Samorządy medycznych zawodów zaufania publicznego uważają, że jest kilka spraw o fundamentalnym znaczeniu dla systemu ochrony zdrowia, które trzeba pilnie wprowadzić, aby umożliwić dalsze jego działanie. Wśród nich należy koniecznie wymienić m.in. ustalenie szczególnych zasad finansowania placówek ochrony zdrowia dotkniętych skutkami epidemii. Dotychczasowe zasady rozliczania się z publicznym płatnikiem ustalone przez epidemią stanowczo nie spełniają swojej roli w czasie epidemii i zagrażają dalszemu funkcjonowaniu wielu palcówek ochrony zdrowia. Dla placówek komercyjnych, bardzo silnie dotkniętych skutkami epidemii, konieczne jest stworzenie specjalnej tarczy pomocowej, tak aby uchronić je przed widmem upadku. Komercyjna ochrona zdrowia zapewnia opiekę zdrowotną bardzo wielu pacjentom, stanowi niezbędne, komplementarne ogniwo dla działalności publicznej ochrony zdrowia, dlatego Polska nie może sobie pozwolić na zamykanie tych placówek.

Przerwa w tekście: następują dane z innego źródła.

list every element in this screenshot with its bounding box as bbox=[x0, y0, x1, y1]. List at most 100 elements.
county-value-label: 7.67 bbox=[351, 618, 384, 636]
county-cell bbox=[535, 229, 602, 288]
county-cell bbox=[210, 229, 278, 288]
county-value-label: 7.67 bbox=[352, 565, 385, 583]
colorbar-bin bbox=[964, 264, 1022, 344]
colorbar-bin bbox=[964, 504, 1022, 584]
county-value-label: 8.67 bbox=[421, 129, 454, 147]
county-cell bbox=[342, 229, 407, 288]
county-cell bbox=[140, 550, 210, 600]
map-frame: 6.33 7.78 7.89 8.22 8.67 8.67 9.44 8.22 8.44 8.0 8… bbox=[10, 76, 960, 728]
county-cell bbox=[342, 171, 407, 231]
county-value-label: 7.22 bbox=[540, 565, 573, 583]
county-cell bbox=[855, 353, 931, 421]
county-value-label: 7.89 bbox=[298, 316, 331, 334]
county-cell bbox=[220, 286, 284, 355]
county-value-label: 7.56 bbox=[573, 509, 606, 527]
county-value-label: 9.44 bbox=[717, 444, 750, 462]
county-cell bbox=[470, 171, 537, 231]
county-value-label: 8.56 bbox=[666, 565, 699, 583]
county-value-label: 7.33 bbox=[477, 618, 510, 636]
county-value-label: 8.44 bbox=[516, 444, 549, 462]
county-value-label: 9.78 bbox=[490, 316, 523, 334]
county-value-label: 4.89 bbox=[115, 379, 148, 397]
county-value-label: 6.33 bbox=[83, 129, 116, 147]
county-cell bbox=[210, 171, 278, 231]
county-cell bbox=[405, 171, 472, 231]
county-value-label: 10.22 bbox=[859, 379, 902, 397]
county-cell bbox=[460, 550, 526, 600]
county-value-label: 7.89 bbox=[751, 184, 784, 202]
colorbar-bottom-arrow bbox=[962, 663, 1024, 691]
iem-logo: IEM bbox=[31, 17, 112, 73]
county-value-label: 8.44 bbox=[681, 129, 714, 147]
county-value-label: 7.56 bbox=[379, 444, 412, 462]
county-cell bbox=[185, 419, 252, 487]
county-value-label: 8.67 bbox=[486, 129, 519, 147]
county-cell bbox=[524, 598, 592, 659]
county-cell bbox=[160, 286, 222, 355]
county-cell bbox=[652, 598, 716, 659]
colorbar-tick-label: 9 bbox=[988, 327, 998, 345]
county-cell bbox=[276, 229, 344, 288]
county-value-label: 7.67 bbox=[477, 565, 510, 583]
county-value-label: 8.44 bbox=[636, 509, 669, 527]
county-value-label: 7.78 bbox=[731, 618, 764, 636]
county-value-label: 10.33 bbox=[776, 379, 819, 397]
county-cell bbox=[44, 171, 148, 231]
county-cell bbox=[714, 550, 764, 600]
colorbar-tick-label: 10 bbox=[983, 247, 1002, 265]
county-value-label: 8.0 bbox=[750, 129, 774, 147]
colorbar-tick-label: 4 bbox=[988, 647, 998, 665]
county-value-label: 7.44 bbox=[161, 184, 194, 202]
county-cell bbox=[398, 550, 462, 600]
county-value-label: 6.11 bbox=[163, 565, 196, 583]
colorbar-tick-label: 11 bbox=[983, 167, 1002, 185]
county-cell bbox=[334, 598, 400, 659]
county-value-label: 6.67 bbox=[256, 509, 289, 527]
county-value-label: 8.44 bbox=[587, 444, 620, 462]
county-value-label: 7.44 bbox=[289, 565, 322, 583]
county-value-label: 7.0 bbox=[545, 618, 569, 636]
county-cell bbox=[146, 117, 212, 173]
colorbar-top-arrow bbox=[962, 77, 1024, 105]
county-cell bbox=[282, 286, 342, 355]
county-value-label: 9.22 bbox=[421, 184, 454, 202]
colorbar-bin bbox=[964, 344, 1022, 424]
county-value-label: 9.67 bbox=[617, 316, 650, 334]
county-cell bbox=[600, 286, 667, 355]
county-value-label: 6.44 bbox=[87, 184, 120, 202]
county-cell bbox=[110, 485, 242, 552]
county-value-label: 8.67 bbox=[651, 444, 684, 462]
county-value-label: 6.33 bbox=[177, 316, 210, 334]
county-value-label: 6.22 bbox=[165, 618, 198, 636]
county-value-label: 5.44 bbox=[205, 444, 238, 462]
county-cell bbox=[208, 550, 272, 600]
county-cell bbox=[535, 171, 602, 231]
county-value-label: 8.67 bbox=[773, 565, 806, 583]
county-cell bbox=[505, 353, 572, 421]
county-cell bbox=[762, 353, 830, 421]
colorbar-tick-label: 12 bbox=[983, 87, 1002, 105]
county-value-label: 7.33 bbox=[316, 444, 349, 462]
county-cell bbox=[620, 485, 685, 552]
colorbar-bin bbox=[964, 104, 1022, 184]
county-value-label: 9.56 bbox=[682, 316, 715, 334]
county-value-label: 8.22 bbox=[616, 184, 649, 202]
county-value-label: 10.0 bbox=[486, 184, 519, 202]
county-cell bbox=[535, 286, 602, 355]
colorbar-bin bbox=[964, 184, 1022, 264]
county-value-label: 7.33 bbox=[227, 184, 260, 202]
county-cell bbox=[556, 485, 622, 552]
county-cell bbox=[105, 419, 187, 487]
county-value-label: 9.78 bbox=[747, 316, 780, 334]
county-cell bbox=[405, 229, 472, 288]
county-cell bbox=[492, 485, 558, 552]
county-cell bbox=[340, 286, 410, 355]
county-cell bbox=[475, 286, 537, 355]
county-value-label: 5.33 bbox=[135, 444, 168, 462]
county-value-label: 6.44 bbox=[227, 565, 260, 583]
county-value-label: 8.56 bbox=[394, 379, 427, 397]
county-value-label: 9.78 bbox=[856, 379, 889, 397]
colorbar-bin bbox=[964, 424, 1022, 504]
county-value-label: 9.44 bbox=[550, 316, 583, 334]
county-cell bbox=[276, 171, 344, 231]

Konieczne jest także zaprzestanie wszelkich prób dzielenia środowisk medycznych. Należy wreszcie zrozumieć, że niezależnie od miejsca pracy (szpital, przychodnia, karetka czy gabinet prywatny), wykonywanego zawodu, poziomu kwalifikacji, my wszyscy jesteśmy powołani do niesienia pomocy naszym pacjentom i jesteśmy im niezbędni, szczególnie teraz. Nie sprzyja jedności środowiska medycznego przyznawanie tylko niektórym osobom wyższego wynagrodzenia za pracę przy zwalczaniu COVID-19, podczas gdy niewątpliwie wszyscy zasługują na taki dodatek. Nie sprzyja bezpieczeństwu naszej pracy fakt, że nie wprowadzono dotychczas powszechnego ubezpieczenia następstw nieszczęśliwych wypadków dla osób wykonujących zawody medyczne. Wciąż czekamy także na przepisy łagodzące odpowiedzialność karną, cywilną i zawodową za nieumyślne uchybienia, które mogą w czasie epidemii pojawić się w naszej pracy.
Środowiska medyczne z wielkim rozczarowaniem przyjęły brak realnej współpracy władz publicznych ze środowiskami medycznymi w czasie epidemii i fakt, że kolejno wprowadzane w czasie epidemii przepisy marginalizują nasze zdanie.